Lennon’s recent departure did not come as a surprise to me really – in fact, in my previous blog a fortnight ago, I predicted that the then pending takeover could subsequently spell the end for the manager, and it did!
His last encounter in the dugout was typical of how his side have performed on a regular basis all season, as Bolton slipped to a 2-1 home defeat at the hands of the upwardly moving Preston North End. The Lilywhites inflicted a fifth defeat in seven games, a result which was seemingly the final straw.
Academy manager Jimmy Phillips will now oversee first-team plans on an interim basis, as Sports Shield begin their search for a manager to take the side forward in the long-run.
In what started as a relatively smooth transition having moved south of the border following his appointment back in October 2014, the 44-year-old was faced with an uphill battle that even he couldn’t turn around.
Things really didn’t go the way that Lennon hoped in the summer months. Top targets; Adam Le Fondre and Barry Bannan moved elsewhere, whilst senior squad members walked away for free. Assistant manager Johan Mjallby also left, this caused deeper issues than first feared, and Wanderers’ right-hand man was gone.
Off-field events which threatened to force the club into administration, prior to the ratified takeover earlier this month, made Lennon’s job even more challenging. The beleaguered side must now face life in the third-tier for the first time in over two decades, as they currently prop up the standings – residing 11 points adrift of safety with just nine games remaining.
The former Celtic manager arrived in the English game with a point to prove, having won all major honours during his time in the Scottish top-flight, Lennon wanted to make a clear fight of it as Dougie Freedman’s replacement, and all those associated with the club were intrigued to see what he could mould at the Greater Manchester outfit.
Unfortunately; in Lennon’s case, during the 79 games that he presided in his fruitless 17 months, he could only record just 18 victories during that time frame – leaving BL6 with a win percentage off 22.78 (%) – ranking him as the least successful manager to remain at the club for more than 50 games.

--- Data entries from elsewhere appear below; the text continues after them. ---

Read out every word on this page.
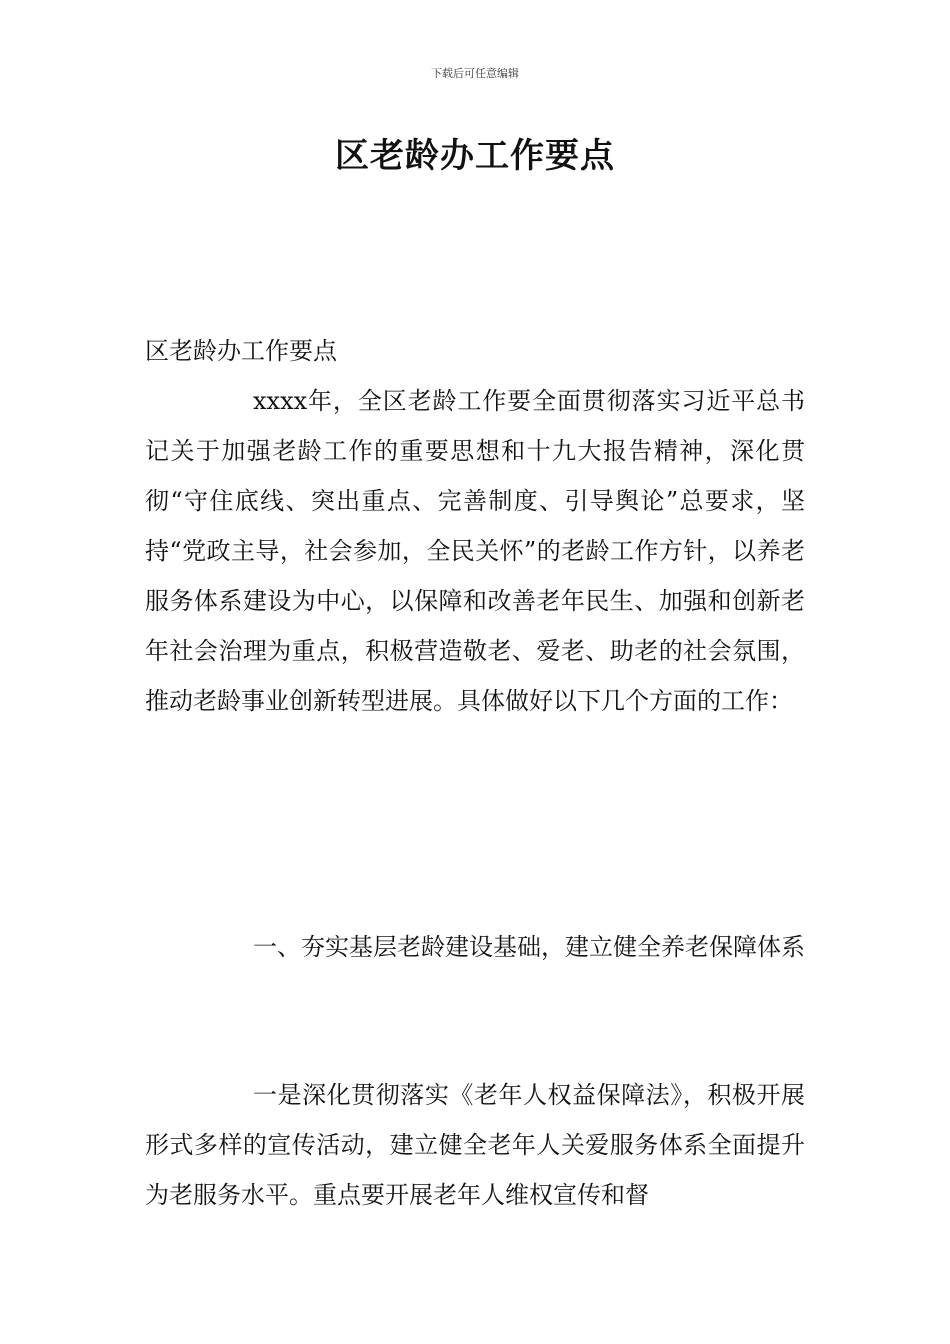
下载后可任意编辑
区老龄办工作要点

区老龄办工作要点

xxxx年，全区老龄工作要全面贯彻落实习近平总书记关于加强老龄工作的重要思想和十九大报告精神，深化贯彻“守住底线、突出重点、完善制度、引导舆论”总要求，坚持“党政主导，社会参加，全民关怀”的老龄工作方针，以养老服务体系建设为中心，以保障和改善老年民生、加强和创新老年社会治理为重点，积极营造敬老、爱老、助老的社会氛围，推动老龄事业创新转型进展。具体做好以下几个方面的工作：

一、夯实基层老龄建设基础，建立健全养老保障体系

一是深化贯彻落实《老年人权益保障法》，积极开展形式多样的宣传活动，建立健全老年人关爱服务体系全面提升为老服务水平。重点要开展老年人维权宣传和督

It can be argued that Lennon took on a position without prior knowledge of the financial situation which engulfed Bolton. That said; it is a results driven business, something which he failed to put right during a frustrating spell.

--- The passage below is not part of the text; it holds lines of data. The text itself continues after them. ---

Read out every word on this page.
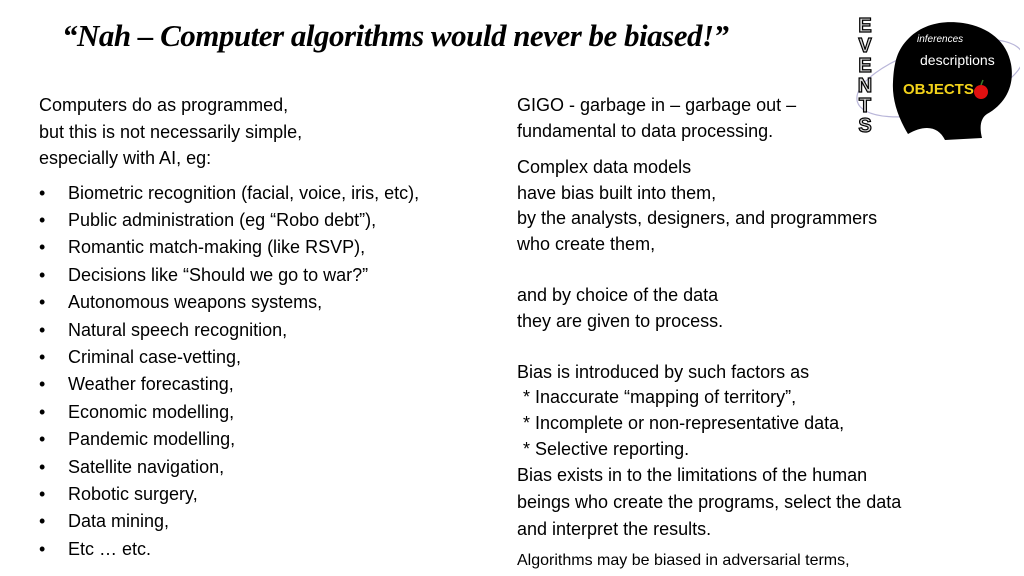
“Nah – Computer algorithms would never be biased!”
Computers do as programmed,
but this is not necessarily simple,
especially with AI, eg:
• Biometric recognition (facial, voice, iris, etc),
• Public administration (eg “Robo debt”),
• Romantic match-making (like RSVP),
• Decisions like “Should we go to war?”
• Autonomous weapons systems,
• Natural speech recognition,
• Criminal case-vetting,
• Weather forecasting,
• Economic modelling,
• Pandemic modelling,
• Satellite navigation,
• Robotic surgery,
• Data mining,
• Etc … etc.
GIGO - garbage in – garbage out –
fundamental to data processing.
Complex data models
have bias built into them,
by the analysts, designers, and programmers
who create them,
and by choice of the data
they are given to process.
Bias is introduced by such factors as
* Inaccurate “mapping of territory”,
* Incomplete or non-representative data,
* Selective reporting.
Bias exists in to the limitations of the human
beings who create the programs, select the data
and interpret the results.
Algorithms may be biased in adversarial terms,
E
V
E
N
T
S
inferences
descriptions
OBJECTS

Fans had begun to get on the back of Lennon; who to be honest, was fighting a losing battle, proceedings on and off the pitch were dramatically taking their toll. Once the takeover talk really got going, there was an eerie sense that those days in the hot-seat were numbered.
The new owners clearly feel that, despite the ever increasing gap at the foot of the table, the season can still be salvaged, or else they wouldn’t have made the decision what they came to.
Whoever succeeds Lennon as manager at Bolton has a huge job on his hands. It is a shame that it didn’t work out for Neil, however, the new appointment that the board make is the most important for a while – get it right, and the board are on their way to stabilising the ship, potentially for years to come. But get it wrong – and we could be all back to square one!